Greek wrestler (born 1976)

Artiom Kiouregkian (Αρτιόμ Κιουρεγκιάν, born 9 September 1976) is an Armenian-born Greek wrestler. He won a bronze medal at the 2004 Summer Olympic Games in the Greco-Roman featherweight division.

==Biography==
Kyuregyan was born on 9 September 1976 in Leninakan (now Gyumri), Armenia. He took up Greco-Roman wrestling at the age of 6 years under Khachatur Vardanyan. From 1992 to 1999 he lived in Ulyanovsk, Russia, where he was trained at Dynamo club by Anatoly Vinnik. In 1997 he placed second at the Russian championships. In 1999 he moved to Greece, where he continued wrestling under the guidance of his cousin Arutika Rubenian.

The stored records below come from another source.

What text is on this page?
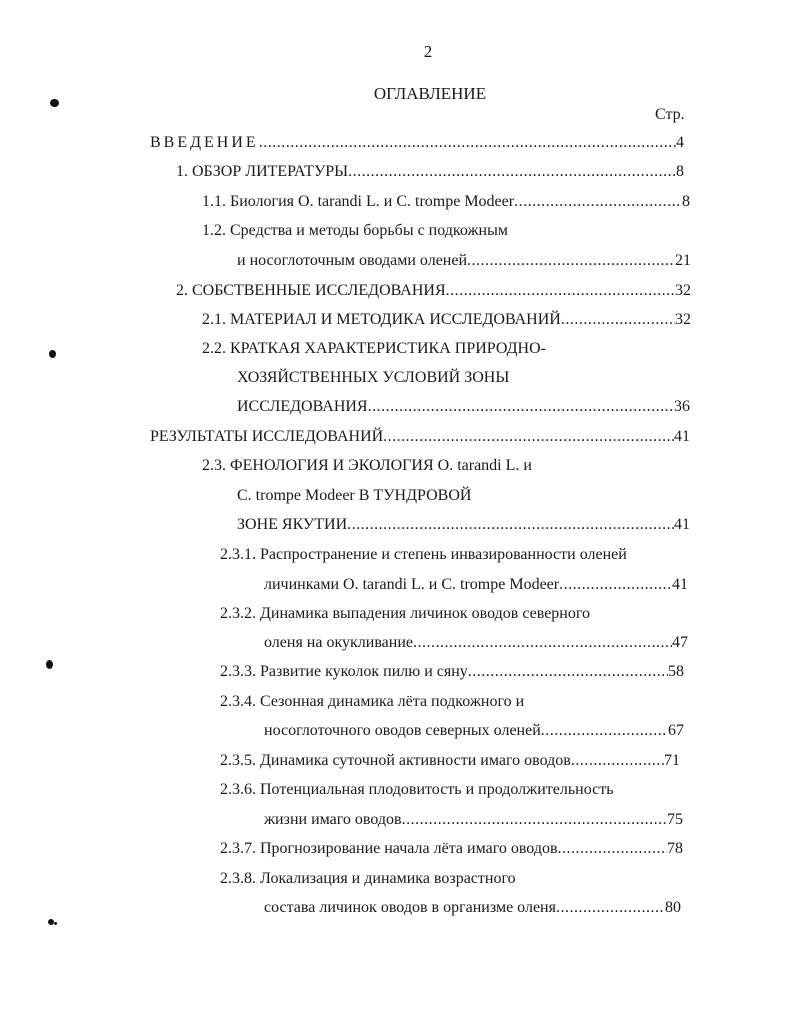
2
ОГЛАВЛЕНИЕ
Стр.
ВВЕДЕНИЕ .....	4
1. ОБЗОР ЛИТЕРАТУРЫ .....	8
1.1. Биология O. tarandi L. и C. trompe Modeer .....	8
1.2. Средства и методы борьбы с подкожным
и носоглоточным оводами оленей .....	21
2. СОБСТВЕННЫЕ ИССЛЕДОВАНИЯ .....	32
2.1. МАТЕРИАЛ И МЕТОДИКА ИССЛЕДОВАНИЙ .....	32
2.2. КРАТКАЯ ХАРАКТЕРИСТИКА ПРИРОДНО-
ХОЗЯЙСТВЕННЫХ УСЛОВИЙ ЗОНЫ
ИССЛЕДОВАНИЯ .....	36
РЕЗУЛЬТАТЫ ИССЛЕДОВАНИЙ .....	41
2.3. ФЕНОЛОГИЯ И ЭКОЛОГИЯ O. tarandi L. и
C. trompe Modeer В ТУНДРОВОЙ
ЗОНЕ ЯКУТИИ .....	41
2.3.1. Распространение и степень инвазированности оленей
личинками O. tarandi L. и C. trompe Modeer .....	41
2.3.2. Динамика выпадения личинок оводов северного
оленя на окукливание .....	47
2.3.3. Развитие куколок пилю и сяну .....	58
2.3.4. Сезонная динамика лёта подкожного и
носоглоточного оводов северных оленей .....	67
2.3.5. Динамика суточной активности имаго оводов .....	71
2.3.6. Потенциальная плодовитость и продолжительность
жизни имаго оводов .....	75
2.3.7. Прогнозирование начала лёта имаго оводов .....	78
2.3.8. Локализация и динамика возрастного
состава личинок оводов в организме оленя .....	80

The greatest success of his career came in 2004. At the European Wrestling Championships in Haparanda he reached the final. At the 2004 Summer Olympics in Athens, he won his first three bouts, then lost in the semifinal, and won a bronze medal match.

In 2001–2007 Kyuregyan competed for the German club KSV Aalen, and then in 2010–2011 for RKG Freiburg.